How do I become an angel investor in Canada? ›

If an angel investor's role excites you, follow these steps to become one:
  1. Understand how angel investing works. ...
  2. Evaluate the risks involved. ...
  3. Learn about the regulations. ...
  4. Find potential investments. ...
  5. Consider joining a group or platform. ...
  6. Develop a financial strategy. ...
  7. Choose a valuation method. ...
  8. Funding sources.
Sep 30, 2022

What is the failure rate of angel investors? ›

50%-70% of individual angel investments result in a loss of some capital, according to the most authoritative academic data; the same is true for VC deals.
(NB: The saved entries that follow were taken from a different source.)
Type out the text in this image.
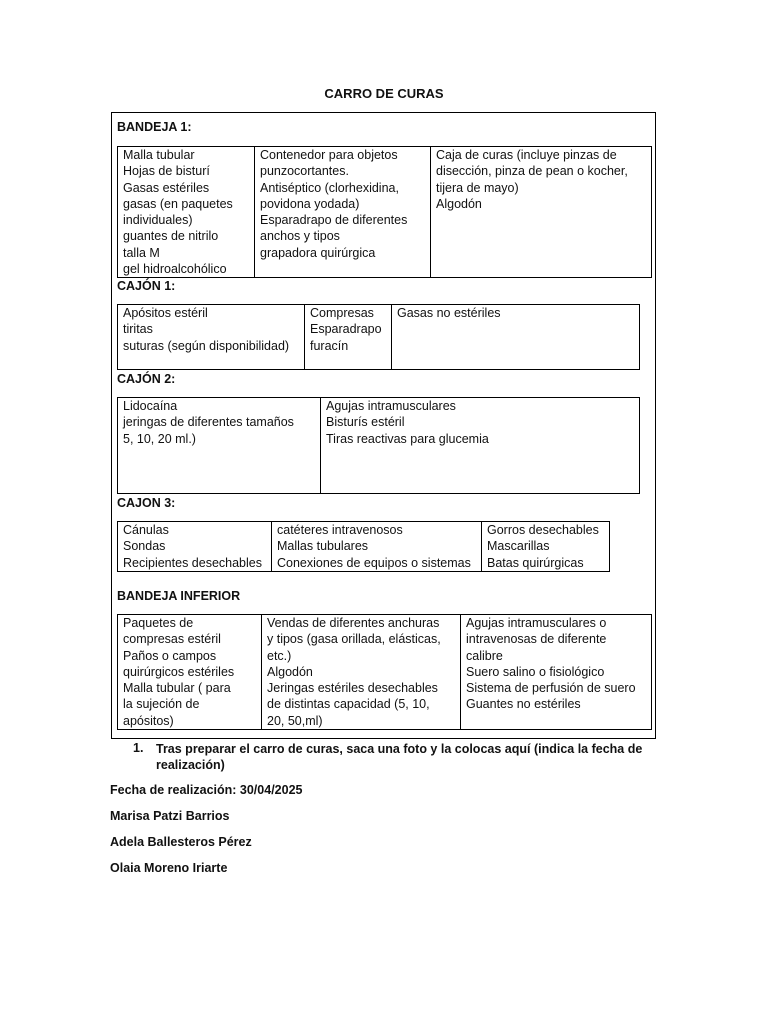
CARRO DE CURAS
BANDEJA 1:
Malla tubular
Hojas de bisturí
Gasas estériles
gasas (en paquetes
individuales)
guantes de nitrilo
talla M
gel hidroalcohólico

Contenedor para objetos
punzocortantes.
Antiséptico (clorhexidina,
povidona yodada)
Esparadrapo de diferentes
anchos y tipos
grapadora quirúrgica

Caja de curas (incluye pinzas de
disección, pinza de pean o kocher,
tijera de mayo)
Algodón
CAJÓN 1:
Apósitos estéril
tiritas
suturas (según disponibilidad)

Compresas
Esparadrapo
furacín

Gasas no estériles
CAJÓN 2:
Lidocaína
jeringas de diferentes tamaños
5, 10, 20 ml.)

Agujas intramusculares
Bisturís estéril
Tiras reactivas para glucemia
CAJON 3:
Cánulas
Sondas
Recipientes desechables

catéteres intravenosos
Mallas tubulares
Conexiones de equipos o sistemas

Gorros desechables
Mascarillas
Batas quirúrgicas
BANDEJA INFERIOR
Paquetes de
compresas estéril
Paños o campos
quirúrgicos estériles
Malla tubular ( para
la sujeción de
apósitos)

Vendas de diferentes anchuras
y tipos (gasa orillada, elásticas,
etc.)
Algodón
Jeringas estériles desechables
de distintas capacidad (5, 10,
20, 50,ml)

Agujas intramusculares o
intravenosas de diferente
calibre
Suero salino o fisiológico
Sistema de perfusión de suero
Guantes no estériles
1. Tras preparar el carro de curas, saca una foto y la colocas aquí (indica la fecha de realización)
Fecha de realización: 30/04/2025
Marisa Patzi Barrios
Adela Ballesteros Pérez
Olaia Moreno Iriarte
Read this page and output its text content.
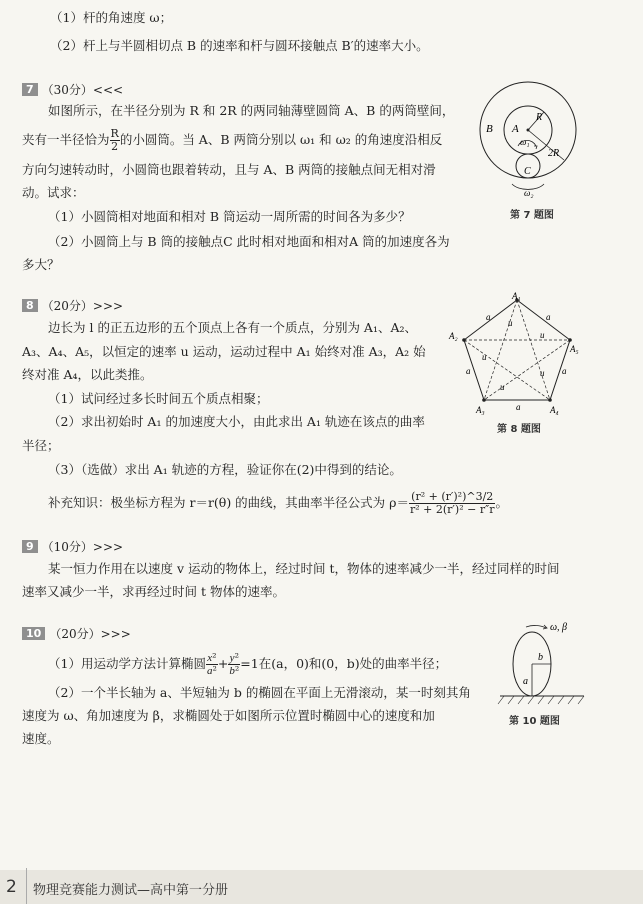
（1）杆的角速度 ω；
（2）杆上与半圆相切点 B 的速率和杆与圆环接触点 B′的速率大小。
7 （30分）<<<
如图所示，在半径分别为 R 和 2R 的两同轴薄壁圆筒 A、B 的两筒壁间，
夹有一半径恰为 $\frac{R}{2}$ 的小圆筒。当 A、B 两筒分别以 ω₁ 和 ω₂ 的角速度沿相反
方向匀速转动时，小圆筒也跟着转动，且与 A、B 两筒的接触点间无相对滑
动。试求：
（1）小圆筒相对地面和相对 B 筒运动一周所需的时间各为多少？
（2）小圆筒上与 B 筒的接触点C 此时相对地面和相对A 筒的加速度各为
多大？
B A
R
2R
ω₁
C
ω₂
第 7 题图
8 （20分）>>>
边长为 l 的正五边形的五个顶点上各有一个质点，分别为 A₁、A₂、
A₃、A₄、A₅，以恒定的速率 u 运动，运动过程中 A₁ 始终对准 A₃，A₂ 始
终对准 A₄，以此类推。
（1）试问经过多长时间五个质点相聚；
（2）求出初始时 A₁ 的加速度大小，由此求出 A₁ 轨迹在该点的曲率
半径；
（3）（选做）求出 A₁ 轨迹的方程，验证你在(2)中得到的结论。
补充知识：极坐标方程为 r＝r(θ) 的曲线，其曲率半径公式为 $\rho= \frac{\text{(r² + (r′)²)\textasciicircum{}3/2}}{\text{r² + 2(r′)² − r″r}}$ 。
A₁
A₂
A₃	A₄
A₅
a	a
a	a
a
u
u
u
u
u
第 8 题图
9 （10分）>>>
某一恒力作用在以速度 v 运动的物体上，经过时间 t，物体的速率减少一半，经过同样的时间
速率又减少一半，求再经过时间 t 物体的速率。
10 （20分）>>>
（1）用运动学方法计算椭圆 $\frac{\text{x²}}{\text{a²}} + \frac{\text{y²}}{\text{b²}} =1$在(a，0)和(0，b)处的曲率半径；
（2）一个半长轴为 a、半短轴为 b 的椭圆在平面上无滑滚动，某一时刻其角
速度为 ω、角加速度为 β，求椭圆处于如图所示位置时椭圆中心的速度和加
速度。
ω, β
a
b
第 10 题图
2 物理竞赛能力测试—高中第一分册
What is angel investment for dummies? ›

Angel investors usually invest in early-stage startups, where the potential for growth is high, but the risk is also high. Angel investors typically provide the startup with seed capital or early-stage funding to help them grow and develop their product or service.

Can anybody be an angel investor? ›

Anyone who has the money and the desire to provide funding for startups can be an angel investor. They are welcomed by cash-hungry entrepreneurs who can't get conventional bank loans or don't want the burden of big debt until their ideas take off.

Do you have to be wealthy to be an angel investor? ›

Angel investors are typically wealthy individuals or fellow entrepreneurs — rarely professional venture capitalists — who are willing to do whatever it takes to get a startup off the ground, which usually means money. In general, angel investing involves funding, advice and various kinds of management support.

How much equity do you need to offer angel investors? ›

The amount of equity angel investors typically seek averages around 20 percent, with some backers asking for as high as 50 percent stake in your startup.

What percent of angel investments fail? ›

50%-70% of individual angel investments result in a loss of some capital, according to the most authoritative academic data; the same is true for VC deals.

What is the average angel investment amount? ›

Angel rounds

Angel investors look for companies that have already built a product and are beyond the earliest formation stages, and they typically invest between $100,000 and $2 million in such a company.

What is the average return on AngelList? ›

The AngelList platform has generated returns, net of fees, of 26.5% per year for investors (LPs) dating back to 2013*. One might presume, then, that the typical AngelList startup investment returns 26.5% per year, with some variance.